To an extent women do have a unique set of hurdles to overcome. Women are still more vulnerable to things like the growing costs of childcare than their male counterparts.

Admittedly, the truth is that any entrepreneur will have to find the right balance between harnessing their own expertise and ensuring the business works, but key to success is establishing a strong support network inside and outside of the company.

Something I would highly recommend for entrepreneurs, for example, is joining a group like ‘Just for Founders’, a support group started by Kate Hodsdon for start up leaders and entrepreneurs, or surrounding yourself with like minded friends who truly understand the rigors of the job.

However, it is the power of a ‘can-do’ attitude that sets apart the successful from their competitors. All potential entrepreneurs will generally have skill, talent and knowledge but it is sheer determination and not taking no for an answer which sets them apart from the dreamers.

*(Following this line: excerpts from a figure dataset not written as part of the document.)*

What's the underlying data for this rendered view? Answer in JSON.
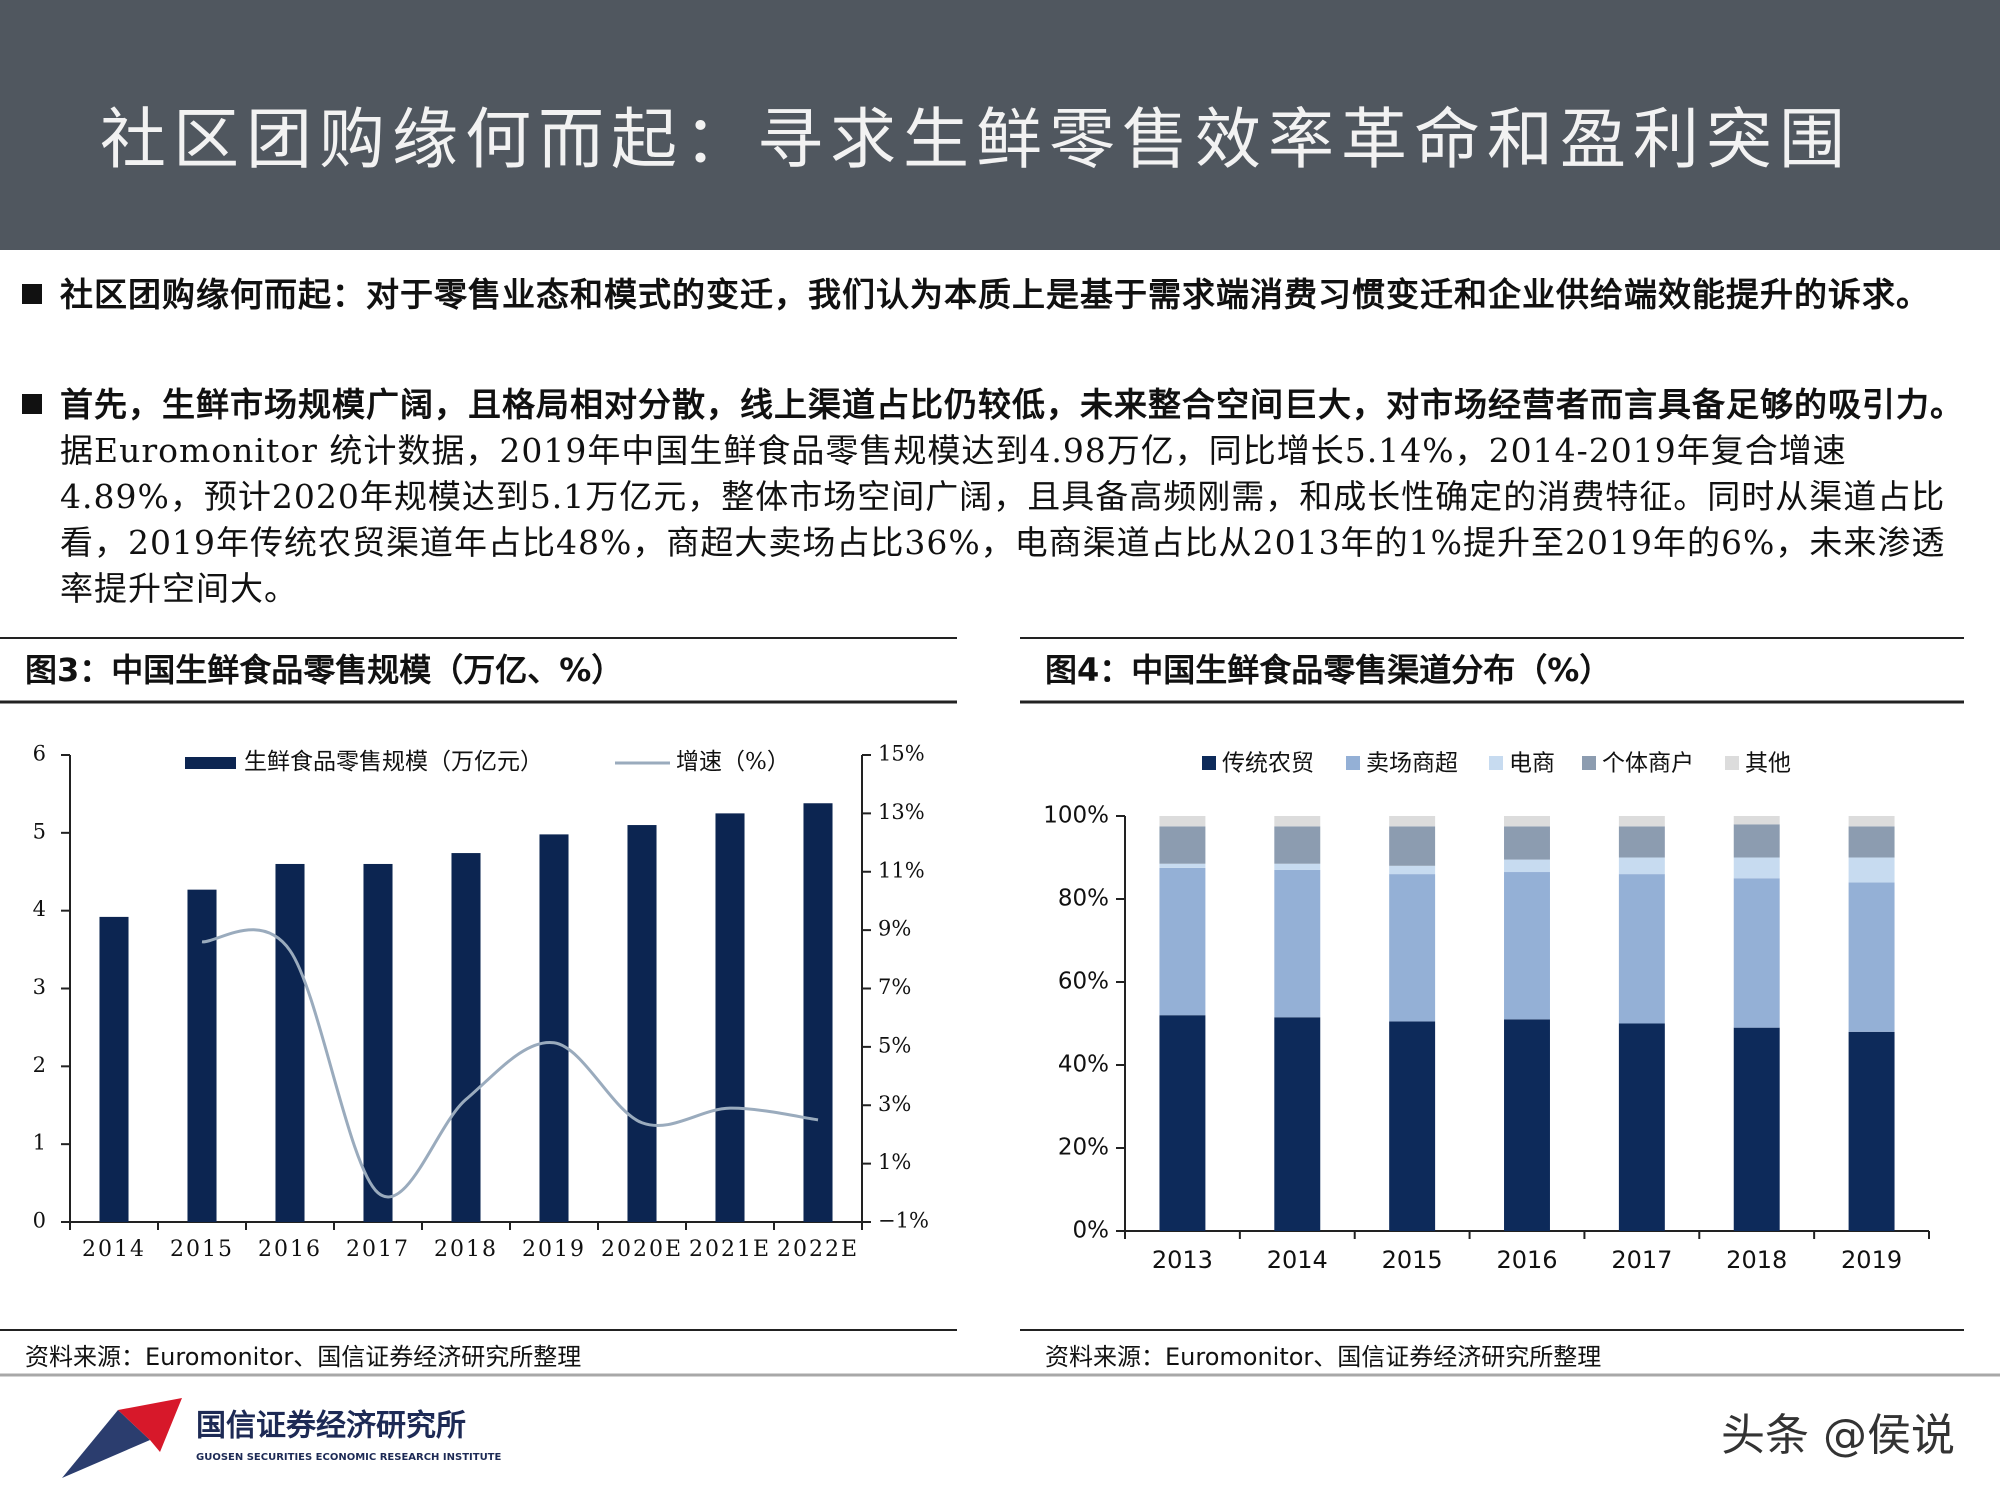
{
  "header": {
    "title": "社区团购缘何而起：寻求生鲜零售效率革命和盈利突围"
  },
  "bullets": [
    {
      "bold": "社区团购缘何而起：对于零售业态和模式的变迁，我们认为本质上是基于需求端消费习惯变迁和企业供给端效能提升的诉求。"
    },
    {
      "bold": "首先，生鲜市场规模广阔，且格局相对分散，线上渠道占比仍较低，未来整合空间巨大，对市场经营者而言具备足够的吸引力。",
      "text": "据Euromonitor 统计数据，2019年中国生鲜食品零售规模达到4.98万亿，同比增长5.14%，2014-2019年复合增速4.89%，预计2020年规模达到5.1万亿元，整体市场空间广阔，且具备高频刚需，和成长性确定的消费特征。同时从渠道占比看，2019年传统农贸渠道年占比48%，商超大卖场占比36%，电商渠道占比从2013年的1%提升至2019年的6%，未来渗透率提升空间大。"
    }
  ],
  "chart_data": [
    {
      "type": "bar",
      "title": "图3：中国生鲜食品零售规模（万亿、%）",
      "categories": [
        "2014",
        "2015",
        "2016",
        "2017",
        "2018",
        "2019",
        "2020E",
        "2021E",
        "2022E"
      ],
      "series": [
        {
          "name": "生鲜食品零售规模（万亿元）",
          "type": "bar",
          "color": "#0c2551",
          "values": [
            3.92,
            4.27,
            4.6,
            4.6,
            4.74,
            4.98,
            5.1,
            5.25,
            5.38
          ]
        },
        {
          "name": "增速（%）",
          "type": "line",
          "axis": "y2",
          "color": "#9aabbd",
          "values": [
            null,
            8.6,
            8.3,
            0,
            3.2,
            5.14,
            2.4,
            2.9,
            2.5
          ]
        }
      ],
      "ylim": [
        0,
        6
      ],
      "yticks": [
        0,
        1,
        2,
        3,
        4,
        5,
        6
      ],
      "y2lim": [
        -1,
        15
      ],
      "y2ticks": [
        {
          "value": -1,
          "label": "−1%"
        },
        {
          "value": 1,
          "label": "1%"
        },
        {
          "value": 3,
          "label": "3%"
        },
        {
          "value": 5,
          "label": "5%"
        },
        {
          "value": 7,
          "label": "7%"
        },
        {
          "value": 9,
          "label": "9%"
        },
        {
          "value": 11,
          "label": "11%"
        },
        {
          "value": 13,
          "label": "13%"
        },
        {
          "value": 15,
          "label": "15%"
        }
      ],
      "legend": "top",
      "source": "资料来源：Euromonitor、国信证券经济研究所整理"
    },
    {
      "type": "bar",
      "stacked": true,
      "title": "图4：中国生鲜食品零售渠道分布（%）",
      "categories": [
        "2013",
        "2014",
        "2015",
        "2016",
        "2017",
        "2018",
        "2019"
      ],
      "series": [
        {
          "name": "传统农贸",
          "color": "#0d2a5a",
          "values": [
            52,
            51.5,
            50.5,
            51,
            50,
            49,
            48
          ]
        },
        {
          "name": "卖场商超",
          "color": "#94b0d6",
          "values": [
            35.5,
            35.5,
            35.5,
            35.5,
            36,
            36,
            36
          ]
        },
        {
          "name": "电商",
          "color": "#c7dbf0",
          "values": [
            1,
            1.5,
            2,
            3,
            4,
            5,
            6
          ]
        },
        {
          "name": "个体商户",
          "color": "#8c9cb0",
          "values": [
            9,
            9,
            9.5,
            8,
            7.5,
            8,
            7.5
          ]
        },
        {
          "name": "其他",
          "color": "#dcdcdc",
          "values": [
            2.5,
            2.5,
            2.5,
            2.5,
            2.5,
            2,
            2.5
          ]
        }
      ],
      "ylim": [
        0,
        100
      ],
      "yticks": [
        {
          "value": 0,
          "label": "0%"
        },
        {
          "value": 20,
          "label": "20%"
        },
        {
          "value": 40,
          "label": "40%"
        },
        {
          "value": 60,
          "label": "60%"
        },
        {
          "value": 80,
          "label": "80%"
        },
        {
          "value": 100,
          "label": "100%"
        }
      ],
      "legend": "top",
      "source": "资料来源：Euromonitor、国信证券经济研究所整理"
    }
  ],
  "footer": {
    "logo_name": "国信证券经济研究所",
    "logo_subtitle": "GUOSEN SECURITIES ECONOMIC RESEARCH INSTITUTE",
    "watermark": "头条 @侯说"
  }
}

For every ‘Dr Yes’ like Richard Branson, there can be a woman like Karren Brady or Lizzie Vann founder of Organix baby food, or Sara Murray founder of Each of these women are also a ‘Dr Yes’. Look at Claire Sweeney. She has just launched her show and embarked on a grueling tour of Sex and Suburbia, despite having just given birth to her longed for baby, a few months ago at 44. She has no concept of not doing it – just as I had no concept of not completing my MBA when I discovered I was pregnant a month into the course, or not starting my own business, Kennedy Scott, because I was a woman.

It’s estimated that roughly 93% of new businesses fail by the end of year one. To be in the winning 7%, we all need to persevere in what is still perceptibly a ‘mans world’. But the journey starts with you and you need to believe you can do it before anyone else will believe in you!

By each embodying our own individual ‘yes’ we can do this. We can say yes to success.

Teresa Scott is a successful female entrepreneur and the CEO of Kennedy Scott, a pre-employment service in London, South-East and Midlands. Her efforts with the long-term and ‘hardest to help’ unemployed has meant hundreds of people have managed to get back into work, and Kennedy Scott has won numerous awards for their work. Teresa genuinely believes there are no barriers to employment that are insurmountable and is passionate about changing lives for the better.